An initial diagnosis was based on a screening questionnaire (discussed next). The survey team comprised 10 social workers (education level of at least 10 years) who used the screening questionnaire, two neurologists, and a psychiatrist (master's degree with at least 5 years of experience). In families with several members with suspected epilepsy, we picked only one member for further assessment in the third stage. If this patient was proven to have epilepsy, he or she was considered to have a positive family history. The suspected cases were referred to Qena University Hospital for further assessment and confirmation of the diagnosis. This team received 3 weeks of training on how to perform the protocol before starting the study.

Third stage

The patients referred for final assessment at Qena University Hospital were subjected to a full neurological history and examination in the Neuropsychiatry department at Qena University Hospital. Electroencephalography, CT and/or MRI were performed for various cases for further assessment and confirmation of the epilepsy diagnosis.

Instruments

A previously used Arabic translated screening questionnaire (Khedr et al., 2013) was used in this study, with the same methodology adapted from Khedr et al. (2013). The initial diagnosis was based upon a general two-part screening questionnaire translated into Arabic with Part I recording socio-demographic details and Part II involving a modified epilepsy screening questionnaire (Haerer et al., 1986) with exclusion of the last question of febrile convulsion. The screening questionnaire was pretested in the outpatient clinic of Assiut University Hospital on a sample of 25 patients with epilepsy and 25 age- and sex-matched control patients who had joint arthritis without manifestations of epilepsy. The sensitivity and specificity of the questionnaire were 95% and 88%, respectively. The screening questionnaire consisted of 12 questions requiring yes or no answers. Each question was related to the presence or absence of a specific symptom in the last year (active cases) or prior years.
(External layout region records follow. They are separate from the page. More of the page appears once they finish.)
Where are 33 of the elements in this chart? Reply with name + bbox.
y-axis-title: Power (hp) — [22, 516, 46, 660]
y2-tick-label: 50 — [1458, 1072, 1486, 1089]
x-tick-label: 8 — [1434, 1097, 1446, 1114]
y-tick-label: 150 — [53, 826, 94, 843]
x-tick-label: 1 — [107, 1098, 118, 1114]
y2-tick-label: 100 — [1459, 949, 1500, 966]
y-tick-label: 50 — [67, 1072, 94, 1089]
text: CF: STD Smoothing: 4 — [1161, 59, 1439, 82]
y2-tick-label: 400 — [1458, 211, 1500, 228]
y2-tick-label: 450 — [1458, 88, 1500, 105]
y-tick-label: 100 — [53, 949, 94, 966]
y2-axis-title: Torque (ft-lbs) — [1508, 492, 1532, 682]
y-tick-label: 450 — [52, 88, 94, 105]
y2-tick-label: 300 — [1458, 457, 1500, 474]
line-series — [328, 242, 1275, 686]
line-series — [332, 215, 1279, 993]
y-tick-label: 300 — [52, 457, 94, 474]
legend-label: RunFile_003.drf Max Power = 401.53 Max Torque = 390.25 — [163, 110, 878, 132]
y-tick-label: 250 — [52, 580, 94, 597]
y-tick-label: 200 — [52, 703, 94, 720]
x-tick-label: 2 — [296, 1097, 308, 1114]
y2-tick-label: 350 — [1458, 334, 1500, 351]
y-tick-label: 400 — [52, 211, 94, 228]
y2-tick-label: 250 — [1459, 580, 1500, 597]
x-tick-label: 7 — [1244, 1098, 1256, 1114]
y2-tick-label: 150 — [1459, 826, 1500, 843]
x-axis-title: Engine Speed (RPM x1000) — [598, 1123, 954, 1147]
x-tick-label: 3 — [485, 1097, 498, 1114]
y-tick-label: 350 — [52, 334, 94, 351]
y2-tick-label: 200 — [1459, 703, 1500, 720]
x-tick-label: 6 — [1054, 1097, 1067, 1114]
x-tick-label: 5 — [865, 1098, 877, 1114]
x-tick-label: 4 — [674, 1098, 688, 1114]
Questions asked about the occurrence of (1) repeated abnormal movement in one part of the body; (2) paroxysms of rhythmic, bilateral synchronous movements of both upper and lower limbs associated with disturbance of conscious level; (3) a noticeable march, course, and speed of abnormal movement or sensation; (4) bouts of abdominal pain; (5) repeated spells of unexplained abnormal or violent behaviour or screaming attacks; (6) sleep-walking; (7) abnormal tossing or tonicity in sleep, repeated swallowing motion or smacking of lips, bed wetting, or spots of moisture, perhaps tinged with blood on the pillow; (8) falling-out spells; (9) repeated spells of blackouts with fainting; (10) repeated spells of absentmindedness, drooling or unusual body movements or jerks; (11) repeated spells in which they missed something of what was being said or taking place (repeated spells when they would stare, be confused, or unable to respond to any one for a few moments); or (12) paroxysms of strange speech, delusion or hallucinations. Subjects who screened positive were selected for the present study.